Pour nourrir cette réflexion, la communauté orthodoxe accueillante en France saura vous accompagner avec patience et discernement.
Ensuite, lisez. Beaucoup. Les Pères de l’Église, la théologie russe de l’exil, les Récits d’un pèlerin russe, la Philocalie dans la traduction française des éditions de l’Abbaye de Bellefontaine. Une foi qui ne nourrit pas l’intelligence finit par tarir.
Enfin, et surtout, fréquentez la liturgie. Pas trois fois pour voir, mais trois mois pour comprendre. La liturgie est l’enseignement vivant de la tradition.
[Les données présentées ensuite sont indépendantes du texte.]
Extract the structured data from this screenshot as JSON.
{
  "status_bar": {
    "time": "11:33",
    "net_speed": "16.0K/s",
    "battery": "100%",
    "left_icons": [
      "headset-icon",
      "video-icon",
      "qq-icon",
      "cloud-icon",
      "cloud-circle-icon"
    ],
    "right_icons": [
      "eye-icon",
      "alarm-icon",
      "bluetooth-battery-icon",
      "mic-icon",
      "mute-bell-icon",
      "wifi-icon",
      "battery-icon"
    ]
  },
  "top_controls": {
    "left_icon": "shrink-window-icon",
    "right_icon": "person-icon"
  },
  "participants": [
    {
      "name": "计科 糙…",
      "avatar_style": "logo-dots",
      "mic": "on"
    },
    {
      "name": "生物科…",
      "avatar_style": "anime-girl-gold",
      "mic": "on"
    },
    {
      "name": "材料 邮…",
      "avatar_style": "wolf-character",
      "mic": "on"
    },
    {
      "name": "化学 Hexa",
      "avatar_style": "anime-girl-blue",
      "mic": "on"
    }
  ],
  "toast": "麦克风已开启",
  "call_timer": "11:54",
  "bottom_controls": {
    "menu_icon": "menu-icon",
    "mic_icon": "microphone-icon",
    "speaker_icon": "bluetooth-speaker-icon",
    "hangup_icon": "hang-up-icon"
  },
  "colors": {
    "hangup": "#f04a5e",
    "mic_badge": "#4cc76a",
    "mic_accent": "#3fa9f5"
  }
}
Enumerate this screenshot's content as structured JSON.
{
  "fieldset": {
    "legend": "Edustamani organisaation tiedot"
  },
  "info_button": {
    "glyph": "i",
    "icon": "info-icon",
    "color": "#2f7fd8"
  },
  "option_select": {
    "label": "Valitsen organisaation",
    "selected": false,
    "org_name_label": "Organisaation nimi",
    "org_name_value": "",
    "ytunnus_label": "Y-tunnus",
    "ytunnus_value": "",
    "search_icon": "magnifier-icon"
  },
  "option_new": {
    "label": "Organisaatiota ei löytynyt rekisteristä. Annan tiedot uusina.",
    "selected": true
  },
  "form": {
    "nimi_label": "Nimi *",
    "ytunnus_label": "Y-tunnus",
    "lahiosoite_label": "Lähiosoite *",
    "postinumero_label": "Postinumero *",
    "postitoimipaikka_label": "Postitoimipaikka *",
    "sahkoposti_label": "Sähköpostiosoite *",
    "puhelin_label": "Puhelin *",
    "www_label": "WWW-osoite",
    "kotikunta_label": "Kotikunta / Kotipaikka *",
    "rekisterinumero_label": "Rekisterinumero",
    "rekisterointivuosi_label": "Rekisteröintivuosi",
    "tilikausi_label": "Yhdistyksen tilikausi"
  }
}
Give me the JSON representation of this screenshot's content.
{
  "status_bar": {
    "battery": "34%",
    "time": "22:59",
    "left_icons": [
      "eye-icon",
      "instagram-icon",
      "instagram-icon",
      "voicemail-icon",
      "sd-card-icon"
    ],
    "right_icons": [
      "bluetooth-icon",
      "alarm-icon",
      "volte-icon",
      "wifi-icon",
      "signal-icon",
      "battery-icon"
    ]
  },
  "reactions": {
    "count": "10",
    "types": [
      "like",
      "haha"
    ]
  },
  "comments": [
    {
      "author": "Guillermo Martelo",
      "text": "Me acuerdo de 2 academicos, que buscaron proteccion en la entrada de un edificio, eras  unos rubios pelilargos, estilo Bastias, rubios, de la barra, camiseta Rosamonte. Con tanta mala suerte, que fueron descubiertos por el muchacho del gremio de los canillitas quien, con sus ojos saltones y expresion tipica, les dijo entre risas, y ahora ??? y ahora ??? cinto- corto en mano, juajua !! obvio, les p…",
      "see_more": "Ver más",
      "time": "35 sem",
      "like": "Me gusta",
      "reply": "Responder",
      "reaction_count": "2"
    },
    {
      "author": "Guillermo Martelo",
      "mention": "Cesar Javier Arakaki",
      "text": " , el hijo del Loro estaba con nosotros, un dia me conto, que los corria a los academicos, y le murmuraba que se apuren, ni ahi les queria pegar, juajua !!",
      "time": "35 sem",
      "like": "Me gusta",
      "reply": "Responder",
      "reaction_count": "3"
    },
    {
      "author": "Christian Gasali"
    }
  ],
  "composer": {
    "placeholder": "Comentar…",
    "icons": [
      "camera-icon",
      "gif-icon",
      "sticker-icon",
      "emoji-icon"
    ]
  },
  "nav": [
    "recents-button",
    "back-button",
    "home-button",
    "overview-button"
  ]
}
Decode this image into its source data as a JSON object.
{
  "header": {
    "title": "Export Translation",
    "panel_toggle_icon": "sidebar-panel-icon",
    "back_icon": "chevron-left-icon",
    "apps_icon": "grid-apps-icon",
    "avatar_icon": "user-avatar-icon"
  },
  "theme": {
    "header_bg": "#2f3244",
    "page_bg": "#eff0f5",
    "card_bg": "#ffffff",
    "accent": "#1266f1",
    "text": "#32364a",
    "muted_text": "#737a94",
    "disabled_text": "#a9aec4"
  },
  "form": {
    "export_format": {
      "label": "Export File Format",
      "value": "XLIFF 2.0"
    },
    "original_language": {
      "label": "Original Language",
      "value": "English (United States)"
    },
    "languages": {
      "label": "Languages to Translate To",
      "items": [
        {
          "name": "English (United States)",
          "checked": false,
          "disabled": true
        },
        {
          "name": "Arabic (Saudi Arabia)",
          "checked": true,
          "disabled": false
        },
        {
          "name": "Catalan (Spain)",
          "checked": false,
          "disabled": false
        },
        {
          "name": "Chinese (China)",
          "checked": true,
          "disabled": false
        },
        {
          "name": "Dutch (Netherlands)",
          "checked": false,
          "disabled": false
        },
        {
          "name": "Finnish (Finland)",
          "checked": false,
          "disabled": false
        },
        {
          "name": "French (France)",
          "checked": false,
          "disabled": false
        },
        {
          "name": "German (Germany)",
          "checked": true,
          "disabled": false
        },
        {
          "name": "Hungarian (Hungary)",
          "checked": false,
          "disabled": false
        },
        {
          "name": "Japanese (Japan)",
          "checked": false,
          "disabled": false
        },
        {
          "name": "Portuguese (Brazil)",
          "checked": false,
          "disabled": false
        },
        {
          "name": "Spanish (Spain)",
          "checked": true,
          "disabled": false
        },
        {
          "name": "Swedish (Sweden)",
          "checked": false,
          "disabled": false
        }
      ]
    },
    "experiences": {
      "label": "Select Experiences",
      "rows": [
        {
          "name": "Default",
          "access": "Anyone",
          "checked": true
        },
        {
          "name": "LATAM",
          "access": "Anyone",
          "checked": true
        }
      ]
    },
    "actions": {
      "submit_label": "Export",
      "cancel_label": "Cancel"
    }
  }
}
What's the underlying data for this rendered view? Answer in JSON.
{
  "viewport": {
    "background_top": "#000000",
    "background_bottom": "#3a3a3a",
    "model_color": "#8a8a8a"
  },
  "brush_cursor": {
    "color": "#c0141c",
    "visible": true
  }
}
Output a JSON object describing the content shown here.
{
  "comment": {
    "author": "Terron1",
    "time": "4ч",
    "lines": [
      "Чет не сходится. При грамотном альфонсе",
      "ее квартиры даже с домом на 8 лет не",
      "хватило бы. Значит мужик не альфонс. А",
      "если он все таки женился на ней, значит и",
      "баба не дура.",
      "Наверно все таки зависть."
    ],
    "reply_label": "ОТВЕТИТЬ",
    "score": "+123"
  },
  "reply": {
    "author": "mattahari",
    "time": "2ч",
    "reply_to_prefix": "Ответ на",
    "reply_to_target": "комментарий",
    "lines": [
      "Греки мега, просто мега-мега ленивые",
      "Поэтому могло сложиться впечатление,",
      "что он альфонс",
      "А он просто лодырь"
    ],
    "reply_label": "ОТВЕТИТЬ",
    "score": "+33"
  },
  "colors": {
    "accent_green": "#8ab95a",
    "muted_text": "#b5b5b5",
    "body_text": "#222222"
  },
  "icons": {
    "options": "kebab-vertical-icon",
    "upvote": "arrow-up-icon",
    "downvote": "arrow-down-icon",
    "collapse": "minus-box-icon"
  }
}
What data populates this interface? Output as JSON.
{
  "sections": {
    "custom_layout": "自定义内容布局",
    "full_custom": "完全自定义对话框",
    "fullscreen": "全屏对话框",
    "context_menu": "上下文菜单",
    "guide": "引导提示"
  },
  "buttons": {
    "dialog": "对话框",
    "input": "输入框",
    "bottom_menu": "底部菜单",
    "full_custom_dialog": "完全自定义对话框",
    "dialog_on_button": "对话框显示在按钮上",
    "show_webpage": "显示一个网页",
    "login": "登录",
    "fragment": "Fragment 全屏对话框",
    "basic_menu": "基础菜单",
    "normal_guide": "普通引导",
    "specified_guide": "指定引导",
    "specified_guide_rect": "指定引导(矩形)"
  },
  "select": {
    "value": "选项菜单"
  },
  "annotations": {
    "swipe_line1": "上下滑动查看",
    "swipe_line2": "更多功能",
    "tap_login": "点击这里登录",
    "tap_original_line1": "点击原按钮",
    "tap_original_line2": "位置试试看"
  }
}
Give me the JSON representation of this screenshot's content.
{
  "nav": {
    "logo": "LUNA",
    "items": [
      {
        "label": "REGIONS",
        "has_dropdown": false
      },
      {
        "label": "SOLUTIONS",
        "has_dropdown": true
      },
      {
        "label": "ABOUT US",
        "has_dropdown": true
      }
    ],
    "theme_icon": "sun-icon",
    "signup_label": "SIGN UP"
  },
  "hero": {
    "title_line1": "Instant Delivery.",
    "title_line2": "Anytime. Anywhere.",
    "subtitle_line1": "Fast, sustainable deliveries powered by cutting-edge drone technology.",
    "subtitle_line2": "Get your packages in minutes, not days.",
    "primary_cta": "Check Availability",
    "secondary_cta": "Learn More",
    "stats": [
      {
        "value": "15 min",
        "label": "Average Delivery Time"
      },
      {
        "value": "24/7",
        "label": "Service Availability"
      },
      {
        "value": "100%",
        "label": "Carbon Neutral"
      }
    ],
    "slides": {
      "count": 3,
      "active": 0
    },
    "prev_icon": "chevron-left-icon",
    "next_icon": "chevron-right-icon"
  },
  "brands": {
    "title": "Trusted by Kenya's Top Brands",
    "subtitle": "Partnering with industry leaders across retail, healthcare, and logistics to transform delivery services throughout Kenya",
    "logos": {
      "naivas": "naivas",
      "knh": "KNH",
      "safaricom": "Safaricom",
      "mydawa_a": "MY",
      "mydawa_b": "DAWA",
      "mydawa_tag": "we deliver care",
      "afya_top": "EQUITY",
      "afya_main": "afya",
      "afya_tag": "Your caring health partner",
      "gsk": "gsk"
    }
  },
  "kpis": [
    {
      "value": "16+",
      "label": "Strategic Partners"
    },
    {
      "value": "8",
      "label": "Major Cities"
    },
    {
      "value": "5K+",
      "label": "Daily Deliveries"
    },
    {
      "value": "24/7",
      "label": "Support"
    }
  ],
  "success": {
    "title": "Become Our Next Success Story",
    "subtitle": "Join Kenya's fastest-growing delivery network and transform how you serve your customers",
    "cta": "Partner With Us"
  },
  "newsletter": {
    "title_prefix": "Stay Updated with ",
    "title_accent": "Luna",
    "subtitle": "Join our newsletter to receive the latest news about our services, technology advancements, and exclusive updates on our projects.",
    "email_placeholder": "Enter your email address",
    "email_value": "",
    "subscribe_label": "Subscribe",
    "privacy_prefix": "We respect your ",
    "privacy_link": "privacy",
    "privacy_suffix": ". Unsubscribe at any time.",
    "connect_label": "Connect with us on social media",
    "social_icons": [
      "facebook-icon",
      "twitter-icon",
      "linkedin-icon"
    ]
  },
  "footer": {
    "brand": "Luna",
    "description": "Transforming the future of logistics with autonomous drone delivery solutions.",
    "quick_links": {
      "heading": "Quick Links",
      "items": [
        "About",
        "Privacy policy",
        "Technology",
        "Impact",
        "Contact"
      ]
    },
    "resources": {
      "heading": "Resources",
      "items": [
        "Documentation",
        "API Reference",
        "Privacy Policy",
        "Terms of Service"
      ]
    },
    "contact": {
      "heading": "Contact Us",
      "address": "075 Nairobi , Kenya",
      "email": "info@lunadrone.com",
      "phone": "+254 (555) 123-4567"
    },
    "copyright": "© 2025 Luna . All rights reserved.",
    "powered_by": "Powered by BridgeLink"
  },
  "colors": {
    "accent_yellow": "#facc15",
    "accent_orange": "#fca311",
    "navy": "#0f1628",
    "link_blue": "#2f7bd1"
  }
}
Tout le reste — les livres, les conversations, mes propres réponses dans cet entretien — n’est que commentaire. Ce qui transforme une vie, c’est de tenir debout, dimanche après dimanche, devant l’iconostase, en laissant la beauté du mystère faire lentement son travail. C’est ce qu’ont fait des centaines de millions d’orthodoxes avant nous. C’est ce qu’ont fait, à leur manière, les premiers fidèles russes émigrés en France au XXᵉ siècle dans des conditions matérielles parfois très difficiles — et c’est ce qu’on continue de faire, à notre époque, dans des paroisses désormais ouvertes à la fois aux héritiers de la diaspora et à ceux qui, comme moi, sont venus de l’extérieur frapper à la porte.
Merci, père Théodore, pour ce regard de pasteur et de converti. Vos mots éclaireront, nous l’espérons, beaucoup de questions que se posent aujourd’hui ceux qui frappent à cette porte.